Montebianco can be decorated with Marrons Glacés (glazed chestnuts) and candied violets for a special occasion.
Montebianco (also called Montblanc if you are in France) needs some time for the chestnuts preparation, otherwise it is a very easy and rewarding dessert.
600 grams chestnuts and some sugar, salt and 2 bay leaves to cook them
100 grams of sugar
1/2 liter milk
100 grams of cocoa
a small glass of rum or cognac (in Italy we use acquavite also called grappa, very strong and intense)
shaved dark chocolate and whipped cream for decoration

Wash the chestnuts, cut through the shells with a small knife, put them in a pot of boiling water, boil them for about 10 minutes with salt, sugar and two bay leaves.

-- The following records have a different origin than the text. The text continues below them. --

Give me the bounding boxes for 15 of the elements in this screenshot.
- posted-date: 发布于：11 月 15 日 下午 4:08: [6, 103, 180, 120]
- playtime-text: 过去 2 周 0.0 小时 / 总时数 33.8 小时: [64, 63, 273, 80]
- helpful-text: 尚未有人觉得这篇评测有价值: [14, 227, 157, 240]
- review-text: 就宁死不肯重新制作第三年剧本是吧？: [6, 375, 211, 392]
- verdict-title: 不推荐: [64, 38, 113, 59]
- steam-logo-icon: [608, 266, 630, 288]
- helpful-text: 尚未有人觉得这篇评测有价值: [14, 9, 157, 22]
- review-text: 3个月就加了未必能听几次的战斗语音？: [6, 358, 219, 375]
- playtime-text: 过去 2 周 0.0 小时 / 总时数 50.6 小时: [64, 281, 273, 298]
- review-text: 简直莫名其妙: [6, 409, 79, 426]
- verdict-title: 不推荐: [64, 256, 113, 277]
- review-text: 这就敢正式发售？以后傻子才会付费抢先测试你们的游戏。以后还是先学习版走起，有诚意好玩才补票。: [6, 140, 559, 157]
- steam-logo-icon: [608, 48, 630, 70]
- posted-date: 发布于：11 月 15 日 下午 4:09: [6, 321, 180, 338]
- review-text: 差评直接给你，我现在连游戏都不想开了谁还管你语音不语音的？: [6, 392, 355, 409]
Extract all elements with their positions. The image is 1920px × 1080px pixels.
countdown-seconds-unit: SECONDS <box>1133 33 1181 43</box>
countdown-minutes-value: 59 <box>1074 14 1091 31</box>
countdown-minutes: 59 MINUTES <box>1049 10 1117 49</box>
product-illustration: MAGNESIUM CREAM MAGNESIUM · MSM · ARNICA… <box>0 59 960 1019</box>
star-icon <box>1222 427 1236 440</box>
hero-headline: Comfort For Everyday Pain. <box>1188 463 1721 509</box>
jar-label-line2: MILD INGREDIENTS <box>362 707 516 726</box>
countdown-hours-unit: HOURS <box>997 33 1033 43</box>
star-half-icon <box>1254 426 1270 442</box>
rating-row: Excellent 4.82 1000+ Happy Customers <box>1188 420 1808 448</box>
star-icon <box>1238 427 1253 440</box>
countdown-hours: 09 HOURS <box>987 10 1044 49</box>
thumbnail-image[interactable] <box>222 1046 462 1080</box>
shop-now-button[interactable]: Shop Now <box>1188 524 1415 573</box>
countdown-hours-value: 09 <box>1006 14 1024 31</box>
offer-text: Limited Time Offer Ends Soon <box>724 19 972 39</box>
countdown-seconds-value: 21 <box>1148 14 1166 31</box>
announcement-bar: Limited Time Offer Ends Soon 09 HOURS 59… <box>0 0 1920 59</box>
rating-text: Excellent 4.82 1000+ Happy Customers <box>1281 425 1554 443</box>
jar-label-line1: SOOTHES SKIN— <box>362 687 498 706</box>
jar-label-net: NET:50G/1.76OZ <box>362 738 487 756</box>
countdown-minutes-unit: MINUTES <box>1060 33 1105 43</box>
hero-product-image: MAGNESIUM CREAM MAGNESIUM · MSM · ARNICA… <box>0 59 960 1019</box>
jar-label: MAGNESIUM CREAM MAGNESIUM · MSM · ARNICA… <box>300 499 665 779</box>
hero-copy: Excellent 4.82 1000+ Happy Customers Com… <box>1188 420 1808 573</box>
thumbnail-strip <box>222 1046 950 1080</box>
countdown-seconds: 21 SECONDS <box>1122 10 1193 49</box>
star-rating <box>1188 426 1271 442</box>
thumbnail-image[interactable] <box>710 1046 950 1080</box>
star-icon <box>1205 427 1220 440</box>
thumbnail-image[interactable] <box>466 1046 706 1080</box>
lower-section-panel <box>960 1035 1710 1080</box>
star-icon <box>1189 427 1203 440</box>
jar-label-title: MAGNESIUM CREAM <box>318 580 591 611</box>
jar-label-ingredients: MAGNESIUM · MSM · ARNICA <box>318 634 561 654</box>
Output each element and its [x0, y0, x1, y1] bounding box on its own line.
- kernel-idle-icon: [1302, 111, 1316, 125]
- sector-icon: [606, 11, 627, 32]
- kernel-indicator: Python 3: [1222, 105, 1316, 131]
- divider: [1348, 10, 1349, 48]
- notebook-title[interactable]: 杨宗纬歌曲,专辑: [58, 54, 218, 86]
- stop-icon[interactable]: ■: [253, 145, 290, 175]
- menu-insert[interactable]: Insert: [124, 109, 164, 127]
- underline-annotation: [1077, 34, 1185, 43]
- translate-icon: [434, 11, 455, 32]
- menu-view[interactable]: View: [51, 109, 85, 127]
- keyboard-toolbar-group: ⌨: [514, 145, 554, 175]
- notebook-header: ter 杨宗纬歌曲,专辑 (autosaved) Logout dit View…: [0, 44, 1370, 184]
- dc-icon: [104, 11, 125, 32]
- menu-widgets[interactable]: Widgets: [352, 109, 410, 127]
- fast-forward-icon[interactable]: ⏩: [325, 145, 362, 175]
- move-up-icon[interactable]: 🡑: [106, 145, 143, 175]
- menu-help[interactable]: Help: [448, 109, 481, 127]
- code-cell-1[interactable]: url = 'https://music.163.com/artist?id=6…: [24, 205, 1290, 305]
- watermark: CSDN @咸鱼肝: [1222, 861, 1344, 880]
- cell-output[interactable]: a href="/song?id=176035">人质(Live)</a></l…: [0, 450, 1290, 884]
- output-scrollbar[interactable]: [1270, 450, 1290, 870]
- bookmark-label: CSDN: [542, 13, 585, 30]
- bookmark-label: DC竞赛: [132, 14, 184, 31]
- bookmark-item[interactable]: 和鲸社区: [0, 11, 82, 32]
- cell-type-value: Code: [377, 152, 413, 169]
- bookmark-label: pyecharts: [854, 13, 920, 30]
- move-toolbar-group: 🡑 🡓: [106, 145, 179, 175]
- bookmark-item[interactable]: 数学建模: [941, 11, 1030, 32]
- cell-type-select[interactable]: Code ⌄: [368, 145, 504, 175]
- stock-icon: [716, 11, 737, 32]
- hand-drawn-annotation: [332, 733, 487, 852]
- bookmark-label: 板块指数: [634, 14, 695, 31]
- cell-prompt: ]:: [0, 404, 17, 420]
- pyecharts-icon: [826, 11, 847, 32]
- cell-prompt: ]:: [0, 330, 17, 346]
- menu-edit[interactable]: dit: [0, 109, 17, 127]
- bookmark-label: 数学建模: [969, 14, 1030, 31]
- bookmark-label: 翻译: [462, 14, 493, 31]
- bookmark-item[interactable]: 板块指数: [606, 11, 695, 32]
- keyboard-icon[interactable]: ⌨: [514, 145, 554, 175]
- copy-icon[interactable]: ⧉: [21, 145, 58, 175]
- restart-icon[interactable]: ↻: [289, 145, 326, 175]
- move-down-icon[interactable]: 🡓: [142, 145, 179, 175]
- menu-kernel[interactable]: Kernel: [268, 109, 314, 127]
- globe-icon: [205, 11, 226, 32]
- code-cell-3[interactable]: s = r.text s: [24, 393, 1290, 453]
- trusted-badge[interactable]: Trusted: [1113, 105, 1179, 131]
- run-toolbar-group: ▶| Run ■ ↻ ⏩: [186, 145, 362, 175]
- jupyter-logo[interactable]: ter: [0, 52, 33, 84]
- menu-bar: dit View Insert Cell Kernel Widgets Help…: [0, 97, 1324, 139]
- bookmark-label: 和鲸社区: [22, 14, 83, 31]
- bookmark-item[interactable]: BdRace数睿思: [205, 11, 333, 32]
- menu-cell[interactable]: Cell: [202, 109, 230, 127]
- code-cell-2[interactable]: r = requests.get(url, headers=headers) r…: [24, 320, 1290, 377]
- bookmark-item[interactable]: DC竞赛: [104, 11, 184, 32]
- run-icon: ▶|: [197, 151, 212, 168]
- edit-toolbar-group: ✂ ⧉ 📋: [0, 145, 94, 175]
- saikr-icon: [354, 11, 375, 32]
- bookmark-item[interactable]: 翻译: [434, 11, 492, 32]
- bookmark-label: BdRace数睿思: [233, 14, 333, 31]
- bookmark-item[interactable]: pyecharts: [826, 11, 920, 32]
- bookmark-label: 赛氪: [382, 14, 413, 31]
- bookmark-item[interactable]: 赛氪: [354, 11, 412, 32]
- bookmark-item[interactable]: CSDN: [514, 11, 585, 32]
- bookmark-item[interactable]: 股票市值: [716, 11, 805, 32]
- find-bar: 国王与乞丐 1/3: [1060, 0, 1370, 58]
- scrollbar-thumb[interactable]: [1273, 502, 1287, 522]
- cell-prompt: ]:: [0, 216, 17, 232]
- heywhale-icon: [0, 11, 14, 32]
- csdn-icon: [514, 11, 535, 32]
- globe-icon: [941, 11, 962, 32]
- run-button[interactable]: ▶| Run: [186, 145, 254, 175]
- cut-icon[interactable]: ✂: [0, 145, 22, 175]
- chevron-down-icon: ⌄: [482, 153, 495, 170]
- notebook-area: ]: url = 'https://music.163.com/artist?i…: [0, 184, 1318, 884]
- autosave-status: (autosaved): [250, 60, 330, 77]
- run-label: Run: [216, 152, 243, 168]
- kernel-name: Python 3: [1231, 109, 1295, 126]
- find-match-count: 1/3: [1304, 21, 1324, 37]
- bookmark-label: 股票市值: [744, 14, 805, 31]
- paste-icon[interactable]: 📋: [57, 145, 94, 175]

Take out of the pot a few at a time and peel off the shells and inner skins while they are still warm.  Put peeled chestnuts in a  pot on the stove, cover them with milk and let it be absorbed at low heat for about 40 minutes (add more milk if necessary). Process in a blender or food processor or hand grinder while still warm, add the sugar, rum and cocoa then pass them through a potato ricer directly on the serving plate, consistency should be similar to mashed potatoes. Try to replicate the shape of a mountain.  Let it rest in the fridge for a few hours. When ready to serve decorate it with whipped cream, not too smoothly because you'll need to create the effect of  snow on the peak of the mountain. Add some shaved chocolate here and there if you like. 

This is another, more simple, way of presenting it.


or in single portions.

Don't count the calories, just enjoy it!